How do you give negative feedback to amazon personalize? i.e. tell personalize that a user doesn't really like a certain item? - amazon-web-services

I did the amazon personalize deep dive series on youtube. At the timestamp 8:33 in the video, it was mentioned that 'Personalize does not understand negative feedback.' and that any interaction you submit is assumed to be a positive one.
But I think that giving negative feedback could improve the recommendations that we give on a whole. Personalize knowing that a user does not like a given item 'A' would help ensure that it does not recommend items similar to 'A' in the future.
Is there any way in which we can give negative feedback(ex. user doesn't like items x,y,z) to amazon personalize?
A possible way to give negative feedback that I thought of:
Let's say users can give ratings out of 5 for movies.

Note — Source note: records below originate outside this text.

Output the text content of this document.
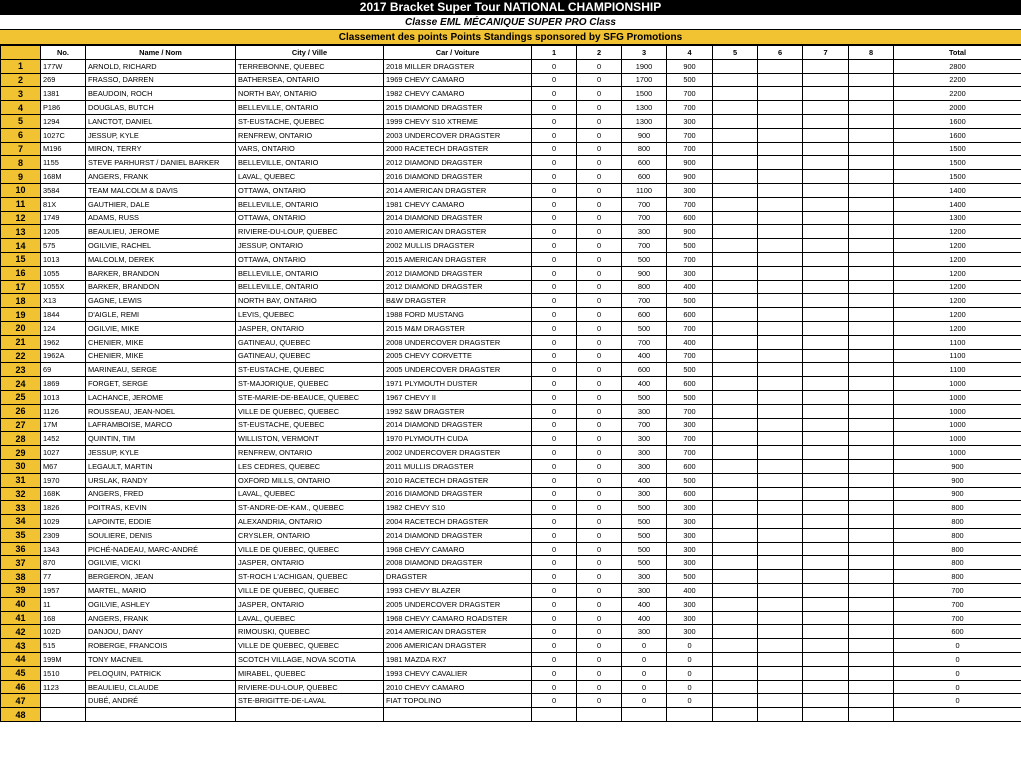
2017 Bracket Super Tour NATIONAL CHAMPIONSHIP
Classe EML MÉCANIQUE SUPER PRO Class
Classement des points Points Standings sponsored by SFG Promotions
	No.	Name / Nom	City / Ville	Car / Voiture	1	2	3	4	5	6	7	8	Total
1	177W	ARNOLD, RICHARD	TERREBONNE, QUEBEC	2018 MILLER DRAGSTER	0	0	1900	900					2800
2	269	FRASSO, DARREN	BATHERSEA, ONTARIO	1969 CHEVY CAMARO	0	0	1700	500					2200
3	1381	BEAUDOIN, ROCH	NORTH BAY, ONTARIO	1982 CHEVY CAMARO	0	0	1500	700					2200
4	P186	DOUGLAS, BUTCH	BELLEVILLE, ONTARIO	2015 DIAMOND DRAGSTER	0	0	1300	700					2000
5	1294	LANCTOT, DANIEL	ST-EUSTACHE, QUEBEC	1999 CHEVY S10 XTREME	0	0	1300	300					1600
6	1027C	JESSUP, KYLE	RENFREW, ONTARIO	2003 UNDERCOVER DRAGSTER	0	0	900	700					1600
7	M196	MIRON, TERRY	VARS, ONTARIO	2000 RACETECH DRAGSTER	0	0	800	700					1500
8	1155	STEVE PARHURST / DANIEL BARKER	BELLEVILLE, ONTARIO	2012 DIAMOND DRAGSTER	0	0	600	900					1500
9	168M	ANGERS, FRANK	LAVAL, QUEBEC	2016 DIAMOND DRAGSTER	0	0	600	900					1500
10	3584	TEAM MALCOLM & DAVIS	OTTAWA, ONTARIO	2014 AMERICAN DRAGSTER	0	0	1100	300					1400
11	81X	GAUTHIER, DALE	BELLEVILLE, ONTARIO	1981 CHEVY CAMARO	0	0	700	700					1400
12	1749	ADAMS, RUSS	OTTAWA, ONTARIO	2014 DIAMOND DRAGSTER	0	0	700	600					1300
13	1205	BEAULIEU, JEROME	RIVIERE-DU-LOUP, QUEBEC	2010 AMERICAN DRAGSTER	0	0	300	900					1200
14	575	OGILVIE, RACHEL	JESSUP, ONTARIO	2002 MULLIS DRAGSTER	0	0	700	500					1200
15	1013	MALCOLM, DEREK	OTTAWA, ONTARIO	2015 AMERICAN DRAGSTER	0	0	500	700					1200
16	1055	BARKER, BRANDON	BELLEVILLE, ONTARIO	2012 DIAMOND DRAGSTER	0	0	900	300					1200
17	1055X	BARKER, BRANDON	BELLEVILLE, ONTARIO	2012 DIAMOND DRAGSTER	0	0	800	400					1200
18	X13	GAGNE, LEWIS	NORTH BAY, ONTARIO	B&W DRAGSTER	0	0	700	500					1200
19	1844	D'AIGLE, REMI	LEVIS, QUEBEC	1988 FORD MUSTANG	0	0	600	600					1200
20	124	OGILVIE, MIKE	JASPER, ONTARIO	2015 M&M DRAGSTER	0	0	500	700					1200
21	1962	CHENIER, MIKE	GATINEAU, QUEBEC	2008 UNDERCOVER DRAGSTER	0	0	700	400					1100
22	1962A	CHENIER, MIKE	GATINEAU, QUEBEC	2005 CHEVY CORVETTE	0	0	400	700					1100
23	69	MARINEAU, SERGE	ST-EUSTACHE, QUEBEC	2005 UNDERCOVER DRAGSTER	0	0	600	500					1100
24	1869	FORGET, SERGE	ST-MAJORIQUE, QUEBEC	1971 PLYMOUTH DUSTER	0	0	400	600					1000
25	1013	LACHANCE, JEROME	STE-MARIE-DE-BEAUCE, QUEBEC	1967 CHEVY II	0	0	500	500					1000
26	1126	ROUSSEAU, JEAN-NOEL	VILLE DE QUEBEC, QUEBEC	1992 S&W DRAGSTER	0	0	300	700					1000
27	17M	LAFRAMBOISE, MARCO	ST-EUSTACHE, QUEBEC	2014 DIAMOND DRAGSTER	0	0	700	300					1000
28	1452	QUINTIN, TIM	WILLISTON, VERMONT	1970 PLYMOUTH CUDA	0	0	300	700					1000
29	1027	JESSUP, KYLE	RENFREW, ONTARIO	2002 UNDERCOVER DRAGSTER	0	0	300	700					1000
30	M67	LEGAULT, MARTIN	LES CEDRES, QUEBEC	2011 MULLIS DRAGSTER	0	0	300	600					900
31	1970	URSLAK, RANDY	OXFORD MILLS, ONTARIO	2010 RACETECH DRAGSTER	0	0	400	500					900
32	168K	ANGERS, FRED	LAVAL, QUEBEC	2016 DIAMOND DRAGSTER	0	0	300	600					900
33	1826	POITRAS, KEVIN	ST-ANDRE-DE-KAM., QUEBEC	1982 CHEVY S10	0	0	500	300					800
34	1029	LAPOINTE, EDDIE	ALEXANDRIA, ONTARIO	2004 RACETECH DRAGSTER	0	0	500	300					800
35	2309	SOULIERE, DENIS	CRYSLER, ONTARIO	2014 DIAMOND DRAGSTER	0	0	500	300					800
36	1343	PICHÉ-NADEAU, MARC-ANDRÉ	VILLE DE QUEBEC, QUEBEC	1968 CHEVY CAMARO	0	0	500	300					800
37	870	OGILVIE, VICKI	JASPER, ONTARIO	2008 DIAMOND DRAGSTER	0	0	500	300					800
38	77	BERGERON, JEAN	ST-ROCH L'ACHIGAN, QUEBEC	DRAGSTER	0	0	300	500					800
39	1957	MARTEL, MARIO	VILLE DE QUEBEC, QUEBEC	1993 CHEVY BLAZER	0	0	300	400					700
40	11	OGILVIE, ASHLEY	JASPER, ONTARIO	2005 UNDERCOVER DRAGSTER	0	0	400	300					700
41	168	ANGERS, FRANK	LAVAL, QUEBEC	1968 CHEVY CAMARO ROADSTER	0	0	400	300					700
42	102D	DANJOU, DANY	RIMOUSKI, QUEBEC	2014 AMERICAN DRAGSTER	0	0	300	300					600
43	515	ROBERGE, FRANCOIS	VILLE DE QUEBEC, QUEBEC	2006 AMERICAN DRAGSTER	0	0	0	0					0
44	199M	TONY MACNEIL	SCOTCH VILLAGE, NOVA SCOTIA	1981 MAZDA RX7	0	0	0	0					0
45	1510	PELOQUIN, PATRICK	MIRABEL, QUEBEC	1993 CHEVY CAVALIER	0	0	0	0					0
46	1123	BEAULIEU, CLAUDE	RIVIERE-DU-LOUP, QUEBEC	2010 CHEVY CAMARO	0	0	0	0					0
47		DUBÉ, ANDRÉ	STE-BRIGITTE-DE-LAVAL	FIAT TOPOLINO	0	0	0	0					0
48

Every time a user gives a rating >= 3 in the interactions dataset, we add an additional interaction in the dataset (i.e we have two interactions saying that a user rated a movie >=3 in the interactions.csv instead of just one). However, if he gives a rating <=2 (meaning he probably doesn't like the movie), we just keep the single interaction of that in the interactions dataset (i.e. we only have one interaction saying that a user rated a movie <=2 in the interactions.csv file)
Would this in any way help to convey to personalize that ratings <=2
are not as important/that the user did not like them?

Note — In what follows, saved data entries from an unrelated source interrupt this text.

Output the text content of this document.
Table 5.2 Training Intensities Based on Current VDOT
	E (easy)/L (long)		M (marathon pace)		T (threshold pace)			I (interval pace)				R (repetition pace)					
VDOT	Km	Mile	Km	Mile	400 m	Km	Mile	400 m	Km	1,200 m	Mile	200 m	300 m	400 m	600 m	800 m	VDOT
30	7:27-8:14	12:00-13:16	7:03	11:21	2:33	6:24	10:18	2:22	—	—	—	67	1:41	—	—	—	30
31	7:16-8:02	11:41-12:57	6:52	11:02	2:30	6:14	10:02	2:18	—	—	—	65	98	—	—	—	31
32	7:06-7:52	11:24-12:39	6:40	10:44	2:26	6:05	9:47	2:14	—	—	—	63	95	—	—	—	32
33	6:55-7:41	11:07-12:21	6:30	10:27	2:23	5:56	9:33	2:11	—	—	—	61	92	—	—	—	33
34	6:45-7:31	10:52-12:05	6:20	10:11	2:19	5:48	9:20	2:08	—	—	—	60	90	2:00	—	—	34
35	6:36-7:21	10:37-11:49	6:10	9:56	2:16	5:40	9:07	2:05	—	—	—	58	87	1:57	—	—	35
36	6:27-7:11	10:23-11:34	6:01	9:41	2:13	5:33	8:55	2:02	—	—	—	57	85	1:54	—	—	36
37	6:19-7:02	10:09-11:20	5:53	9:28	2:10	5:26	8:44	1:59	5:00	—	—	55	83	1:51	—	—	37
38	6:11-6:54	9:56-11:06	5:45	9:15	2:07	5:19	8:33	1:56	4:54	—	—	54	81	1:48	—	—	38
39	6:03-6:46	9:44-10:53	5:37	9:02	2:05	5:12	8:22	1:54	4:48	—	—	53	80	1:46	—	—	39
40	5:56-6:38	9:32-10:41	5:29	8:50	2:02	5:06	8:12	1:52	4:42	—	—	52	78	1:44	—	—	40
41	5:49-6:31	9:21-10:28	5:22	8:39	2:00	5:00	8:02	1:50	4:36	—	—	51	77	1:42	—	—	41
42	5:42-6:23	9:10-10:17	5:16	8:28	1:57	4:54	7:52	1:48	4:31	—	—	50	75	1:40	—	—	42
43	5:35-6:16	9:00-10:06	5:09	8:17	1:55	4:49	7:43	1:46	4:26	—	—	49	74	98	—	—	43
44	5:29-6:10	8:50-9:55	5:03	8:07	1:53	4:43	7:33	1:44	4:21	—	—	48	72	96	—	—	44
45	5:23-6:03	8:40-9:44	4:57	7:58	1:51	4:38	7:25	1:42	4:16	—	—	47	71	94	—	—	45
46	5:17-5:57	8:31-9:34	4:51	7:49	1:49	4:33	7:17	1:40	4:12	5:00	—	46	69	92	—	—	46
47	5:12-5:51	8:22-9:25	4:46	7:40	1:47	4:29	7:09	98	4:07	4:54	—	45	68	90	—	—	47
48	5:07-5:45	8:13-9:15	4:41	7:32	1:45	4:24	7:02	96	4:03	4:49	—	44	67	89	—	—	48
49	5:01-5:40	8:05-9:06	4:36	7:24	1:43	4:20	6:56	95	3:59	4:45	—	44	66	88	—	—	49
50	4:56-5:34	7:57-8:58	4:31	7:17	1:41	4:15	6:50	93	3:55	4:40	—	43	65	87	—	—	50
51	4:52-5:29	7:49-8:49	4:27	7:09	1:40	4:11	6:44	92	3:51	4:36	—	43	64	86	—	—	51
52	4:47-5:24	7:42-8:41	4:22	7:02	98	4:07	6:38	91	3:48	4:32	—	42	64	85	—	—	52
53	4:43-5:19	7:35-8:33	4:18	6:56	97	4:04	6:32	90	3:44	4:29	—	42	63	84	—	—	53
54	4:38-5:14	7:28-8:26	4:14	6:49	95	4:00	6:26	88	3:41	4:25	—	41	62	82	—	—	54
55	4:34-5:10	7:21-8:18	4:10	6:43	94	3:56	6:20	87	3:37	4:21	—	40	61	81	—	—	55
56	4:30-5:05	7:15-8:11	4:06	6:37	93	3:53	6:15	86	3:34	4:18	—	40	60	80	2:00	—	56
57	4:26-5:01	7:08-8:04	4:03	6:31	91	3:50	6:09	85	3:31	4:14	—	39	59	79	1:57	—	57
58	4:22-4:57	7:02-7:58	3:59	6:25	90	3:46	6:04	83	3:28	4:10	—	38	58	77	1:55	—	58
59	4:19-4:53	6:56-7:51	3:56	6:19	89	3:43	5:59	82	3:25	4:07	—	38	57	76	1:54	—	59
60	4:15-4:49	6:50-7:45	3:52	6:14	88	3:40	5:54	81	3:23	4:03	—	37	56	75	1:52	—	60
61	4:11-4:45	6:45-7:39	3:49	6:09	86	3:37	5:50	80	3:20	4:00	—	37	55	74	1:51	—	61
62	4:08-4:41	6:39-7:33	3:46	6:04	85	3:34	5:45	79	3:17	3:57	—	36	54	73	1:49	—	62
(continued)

Negative feedback, where the user explicitly indicates that they dislike an item, is currently not supported as training input for Amazon Personalize. Furthermore, there is currently no way to add weight/reward to specific interactions by event type or event value (see this answer for details).
With that said, you can use impressions with your interactions to indicate items that were seen by the user but that they chose not to interact with. Impressions are only supported by the User-Personalization recipe. From the docs:
Unlike other recipes, which solely use positive interactions (clicking, watching, or purchasing), the User-Personalization recipe can also use impressions data. Impressions are lists of items that were visible to a user when they interacted with (clicked, watched, purchased, and so on) a particular item.
Using this information, a solution created with the User-Personalization recipe can calculate the suitability of new items based on how frequently an item has been ignored, and change recommendations accordingly. For more information see Impressions data.
Impressions are not the same as an explicitly negative interaction but they do imply that the impressed items were considered less relevant/important to the user than the item that they chose to interact with.
Another approach that can be used to consider negative interactions when making recommendations is to have two event types: one event type for positive intent (e.g., "like", "watch", or "purchase") and one event type for dislike (e.g., "dislike"). Then create a Personalize solution that only trains on the positive event type. Finally, at inference time, use a Personalize filter to exclude items that the user has recently disliked.
EXCLUDE ItemID WHERE Interactions.EVENT_TYPE IN ("dislike")
In this case, Personalize is still training only on positive interactions but with the filter you won't recommend items that the user disliked.

Related

Amazon Personalize different Event Types have different Importance

I'm developing a recommendation engine using Amazon Personalize, and found that in interaction dataset, we can input different EVENT_TYPE and corresponding EVENT_VALUE.
If I build the model with two event types (like purchase & click), can I say I can make the model training understand that purchase event is more important(indicate stronger interaction) than click event by setting EVENT_VALUE of purchase to 10, and EVENT_VALUE of click to 3 in the interaction dataset, and perform the model training that way?
Short answer
No - Personalize don't care about EVENT_VALUE for calculating recommendations.
The use of event value
In general, Personalize doesn't include event value during training of the model. It's simply ignored.
However you can use it for implementing your own logic. For example, you can provide Event value threshold during the Solution creation:
This value threshold will be used to determine, if given interaction should be ignored, during Solution training. For example, if event value is percentage progress of watching a video, then having a threshold of 0.9 will make sure, than interactions included during the training, were about fully watching the video.
The use of event type
As you can see on the picture above, you can specify the event type itself, so the given solution will ignore all of the interactions, that doesn't match event type. It might be helpful in some cases.
Event type can be also used in Filters option, which was added a few months ago. It might be helpful to filter out the Items, that User already fully watched or bought, examples:
EXCLUDE itemId WHERE INTERACTIONS.event_type in ("fully_watched")
EXCLUDE itemId WHERE INTERACTIONS.event_type in ("purchased")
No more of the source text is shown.